Minuit dans le jardin du bien et du mal, un film de Clint Eastwood (1997)
Savannah : une petite ville entourée de marécages où évolue une population stratifiée en classes et dont pourtant les différents milieux communiquent par des voies secrètes.
Il en va ainsi pour le plus grand notable de la ville, un antiquaire et collectionneur d'art, qui, pour d'obscures raisons, invite un jeune écrivain à partager un temps sa compagnie.
Peu à peu, le jeune homme devine l'homosexualité honteuse de son hôte, qui cache (pour ne pas faire de peine à sa maman) une relation agitée avec une petite frappe. Mais le jeune voyou a des exigences et demande toujours plus d'argent. On le retrouve mort dans la demeure de son amant. Celui-ci plaide la légitime défense, soutenu par un puissant avocat. L'écrivain se retrouve dans la position inconfortable de témoin qui en sait trop. Il est intimement convaincu qu'il ne s'agit pas de légitime défense mais de meurtre. Doit-il intervenir au nom de la justice ou va-t-il plus confortablement choisir de ne pas se mêler de ce qui ne le regarde pas ?

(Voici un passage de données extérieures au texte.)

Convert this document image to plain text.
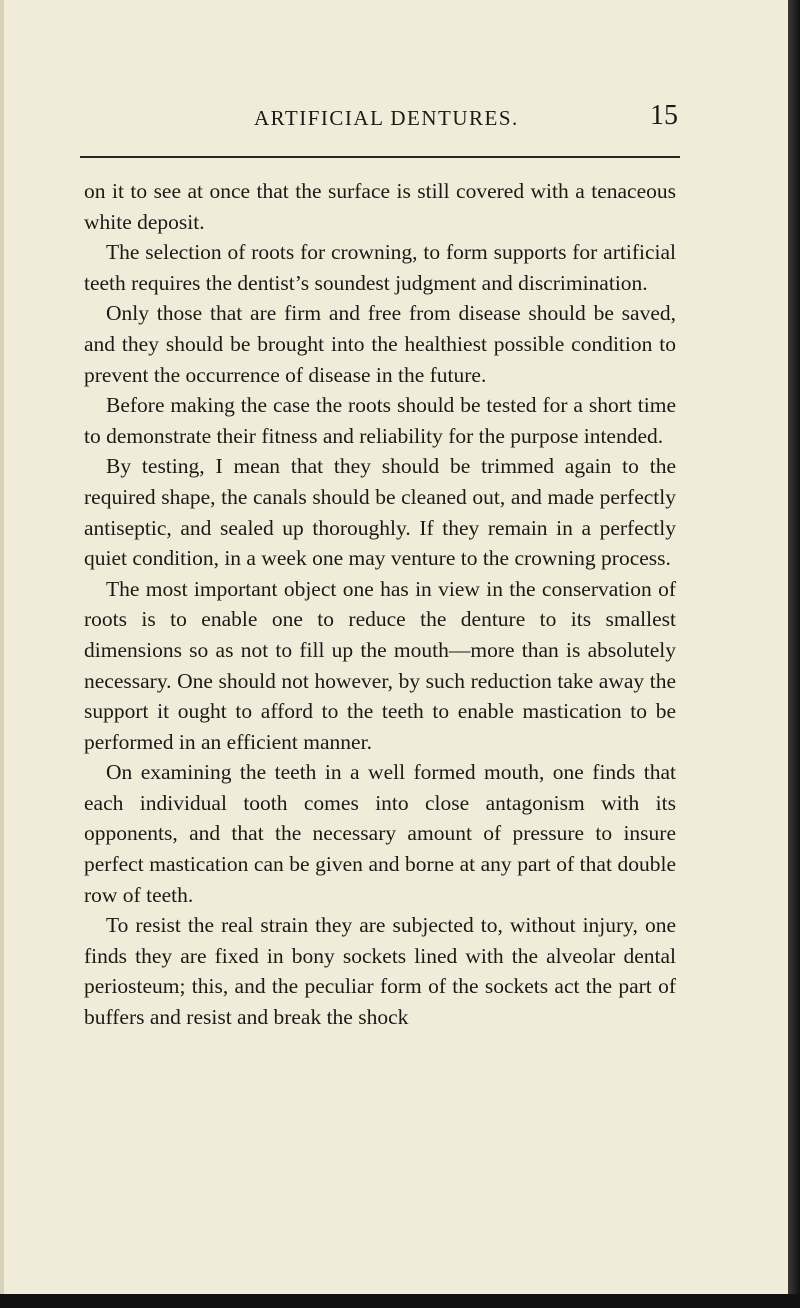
ARTIFICIAL DENTURES.	15

on it to see at once that the surface is still covered with a tenaceous white deposit.

The selection of roots for crowning, to form supports for artificial teeth requires the dentist’s soundest judgment and discrimination.

Only those that are firm and free from disease should be saved, and they should be brought into the healthiest possible condition to prevent the occurrence of disease in the future.

Before making the case the roots should be tested for a short time to demonstrate their fitness and reliability for the purpose intended.

By testing, I mean that they should be trimmed again to the required shape, the canals should be cleaned out, and made perfectly antiseptic, and sealed up thoroughly. If they remain in a perfectly quiet condition, in a week one may venture to the crowning process.

The most important object one has in view in the conservation of roots is to enable one to reduce the denture to its smallest dimensions so as not to fill up the mouth—more than is absolutely necessary. One should not however, by such reduction take away the support it ought to afford to the teeth to enable mastication to be performed in an efficient manner.

On examining the teeth in a well formed mouth, one finds that each individual tooth comes into close antagonism with its opponents, and that the necessary amount of pressure to insure perfect mastication can be given and borne at any part of that double row of teeth.

To resist the real strain they are subjected to, without injury, one finds they are fixed in bony sockets lined with the alveolar dental periosteum; this, and the peculiar form of the sockets act the part of buffers and resist and break the shock
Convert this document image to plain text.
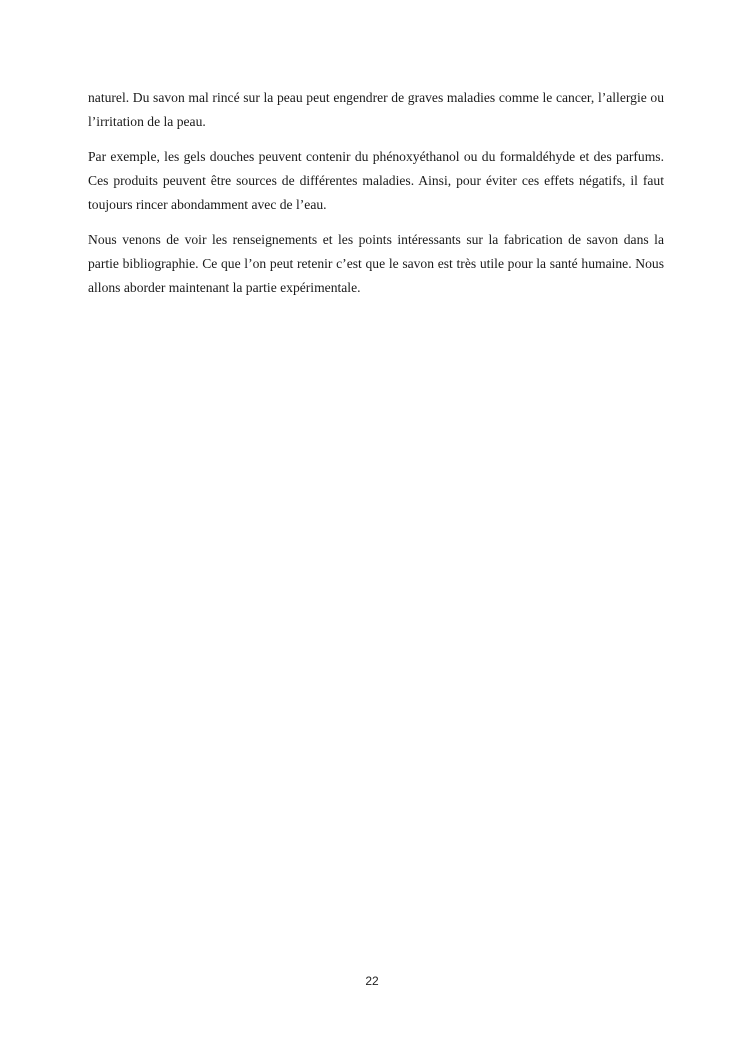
naturel. Du savon mal rincé sur la peau peut engendrer de graves maladies comme le cancer, l’allergie ou l’irritation de la peau.

Par exemple, les gels douches peuvent contenir du phénoxyéthanol ou du formaldéhyde et des parfums. Ces produits peuvent être sources de différentes maladies. Ainsi, pour éviter ces effets négatifs, il faut toujours rincer abondamment avec de l’eau.

Nous venons de voir les renseignements et les points intéressants sur la fabrication de savon dans la partie bibliographie. Ce que l’on peut retenir c’est que le savon est très utile pour la santé humaine. Nous allons aborder maintenant la partie expérimentale.

22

"Minuit dans le jardin du bien et du mal" est un film des plus étranges. Il aurait pu être un film à thèse s'articulant autour du cas de conscience de l'écrivain. Pas du tout, il n'est en rien un réquisitoire contre une justice à deux vitesses. Le riche pédé qui a tué son amant prolo est filmé comme l'innocence même, une sorte de grand gosse qui a simplement fait une bêtise. Autour de lui, tous les habitants de la ville sont plus dérangés les uns que les autres : le jury, par exemple, est composé d'abrutis, dont un cinglé qui fomente d'empoisonner la ville entière.
Mais le plus étonnant c'est que ce film paraît, à plusieurs reprises, abandonner son sujet. Sur sa route, le jeune écrivain croise une drag-queen noire, Lady Chablis, star du sud de la Floride, ici dans son propre rôle. Elle prend l'ascendant sur le récit d'une façon stupéfiante comme si Clint Eastwood avait été fasciné par elle et lui avait écrit des scènes sur mesure, semblant oublier jusqu'à l'histoire qu'il avait commencé à raconter.
"Minuit dans le jardin du bien et du mal" est un très beau film, non pas sur le milieu gay mais avec le milieu gay.